Like I said, she is sick, very sick. Everyday her body hurts, she is having tremors that last for hours on end, her throat is swollen and raw with sores developing, her bladder is filling with blood and spasming every 15 minutes or so, she has a catheter that comes out for fear of infection then goes right back in for fear of infection from her bladder spasming due to being filled with blood. She vomits daily from the immunosuppressant which is needed allowing new cells an ability to adapt to their new home and her body temperature has been bouncing from 99-104.5! Of course this leads to steroids, ice baths, more nausea medication, more pain medication, another bag of fluids and oh by the way she has gained 11 pounds since the transplant! Unfortunately those 11 pounds are fluid she can’t keep in her cells so a hefty dose of Lasix is onboard which by the way means she needs to urinate every 15 minutes against a spasming bladder. Phew that was a lot!

Jacy has no white cells and this fine tuning of medication will continue until her body either accepts or rejects the new cells. Having no white cells also means she risks becoming life threateningly sick over the simplest of germs entering her system. So every time she spikes a fever everyone (doctors,nurses) worries leaving her worried as well. I become worried too, but that my job, right? She told me something today after an especially hard episode last night where she was seizing and blowing up to 104.5; she said there is no place she would rather be, these were the best nurses anywhere and she has never doubted their ability to keep her going. That is a brave, solid statement from a woman who was frightened not more than a few hours prior with a 188 bpm heart rate.

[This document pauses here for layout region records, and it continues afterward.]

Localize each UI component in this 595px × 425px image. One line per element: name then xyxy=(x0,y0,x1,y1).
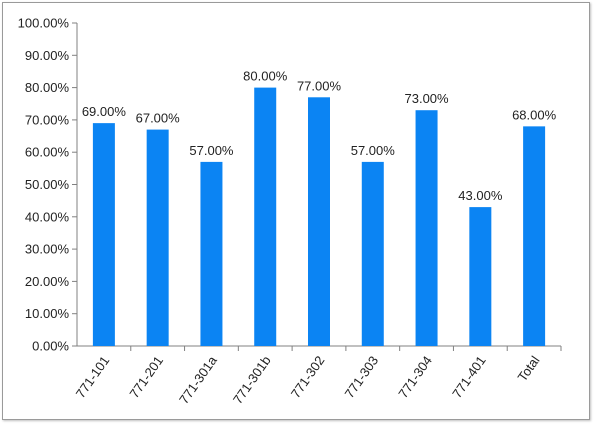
x-tick-label: 771-304 xyxy=(395,353,435,401)
data-label: 67.00% xyxy=(136,111,181,126)
x-tick-label: 771-302 xyxy=(288,353,328,401)
bar-chart: 0.00% 10.00% 20.00% 30.00% 40.00% 50.00% 60.00… xyxy=(18,16,562,407)
bar xyxy=(200,161,223,346)
y-tick-label: 100.00% xyxy=(18,16,70,31)
data-label: 73.00% xyxy=(405,91,450,106)
bar xyxy=(523,126,546,346)
y-tick-label: 80.00% xyxy=(25,80,70,95)
x-tick-label: Total xyxy=(515,353,543,384)
data-label: 43.00% xyxy=(458,188,503,203)
y-tick-label: 60.00% xyxy=(25,145,70,160)
data-label: 80.00% xyxy=(243,69,288,84)
chart-frame: 0.00% 10.00% 20.00% 30.00% 40.00% 50.00% 60.00… xyxy=(2,2,590,420)
data-label: 68.00% xyxy=(512,107,557,122)
y-tick-label: 70.00% xyxy=(25,112,70,127)
bar xyxy=(415,110,438,347)
x-tick-label: 771-201 xyxy=(126,353,166,401)
y-tick-label: 10.00% xyxy=(25,306,70,321)
x-tick-label: 771-401 xyxy=(449,353,489,401)
bar xyxy=(254,87,277,346)
bar xyxy=(146,129,169,346)
x-tick-label: 771-301b xyxy=(230,353,274,407)
x-tick-label: 771-301a xyxy=(176,352,220,406)
y-tick-label: 20.00% xyxy=(25,274,70,289)
data-label: 77.00% xyxy=(297,78,342,93)
data-label: 57.00% xyxy=(189,143,234,158)
data-label: 69.00% xyxy=(82,104,127,119)
bar xyxy=(469,207,492,346)
y-tick-label: 0.00% xyxy=(32,339,69,354)
y-tick-label: 90.00% xyxy=(25,48,70,63)
bar xyxy=(308,97,330,346)
x-tick-label: 771-101 xyxy=(73,353,113,401)
x-tick-label: 771-303 xyxy=(342,353,382,401)
y-tick-label: 50.00% xyxy=(25,177,70,192)
y-tick-label: 40.00% xyxy=(25,209,70,224)
bar xyxy=(92,123,115,346)
bars xyxy=(92,87,546,347)
data-label: 57.00% xyxy=(351,143,396,158)
y-tick-label: 30.00% xyxy=(25,242,70,257)
bar xyxy=(361,161,384,346)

It is incredibly hard to not be by her side. My worries are beyond control. Jacy had me promise I would be a father to our children first and a husband to her second. She wants nothing more than to have our children busy the entire summer so they don’t have a chance to worry about their mom and I am doing my very best but when I know she is suffering how do I just load up the car and go camping? How do I act like I am having fun when in reality I just want to sit by her side, hold her hand while she sleeps? I never need to do anything when I am with her but smile, kiss her hand and let her rest. I can do that for hours without flinching and it feels like I am making a difference!

For better or for worse, richer or for poorer, in sickness and in health till death do us part.

Those words mean something to me. So I will do what has been asked of me, by a woman who wants nothing more for her children than to be happy. I never in my life thought our marriage would end up here in this place. The strong well spoken, athletic woman who taught two spin classes a day, biked a centurion, ran a tough mudder and always looked for a way to make fitness a part of her day. The mother of four who never said no, running from one sports venue to the next while still maintaining a job, would be so unlucky as to contract Leukemia.

None of it makes sense and all of it seems so unfair.

Regardless, this weekend I am going to do what she has asked me to do. Running solely on faith the kids and I are loading up to go camping. Yes it means I won’t see her until Monday and its breaking my heart. Yes I will be worrying about every minute that I hear nothing about her progress, Yes I will make sure the kids have the very best time by putting on the happiest of faces so they never forget the time they went camping with just dad.

This is one of those times where you trust the one you love, have faith that God is looking over you all and pray that everything will turn out fine no matter what you do.

Thank you to all who continue to lift us up in thought and prayer. I hope I was able to adequately explain her current condition, please continue to pray for her spirits and wish us all luck.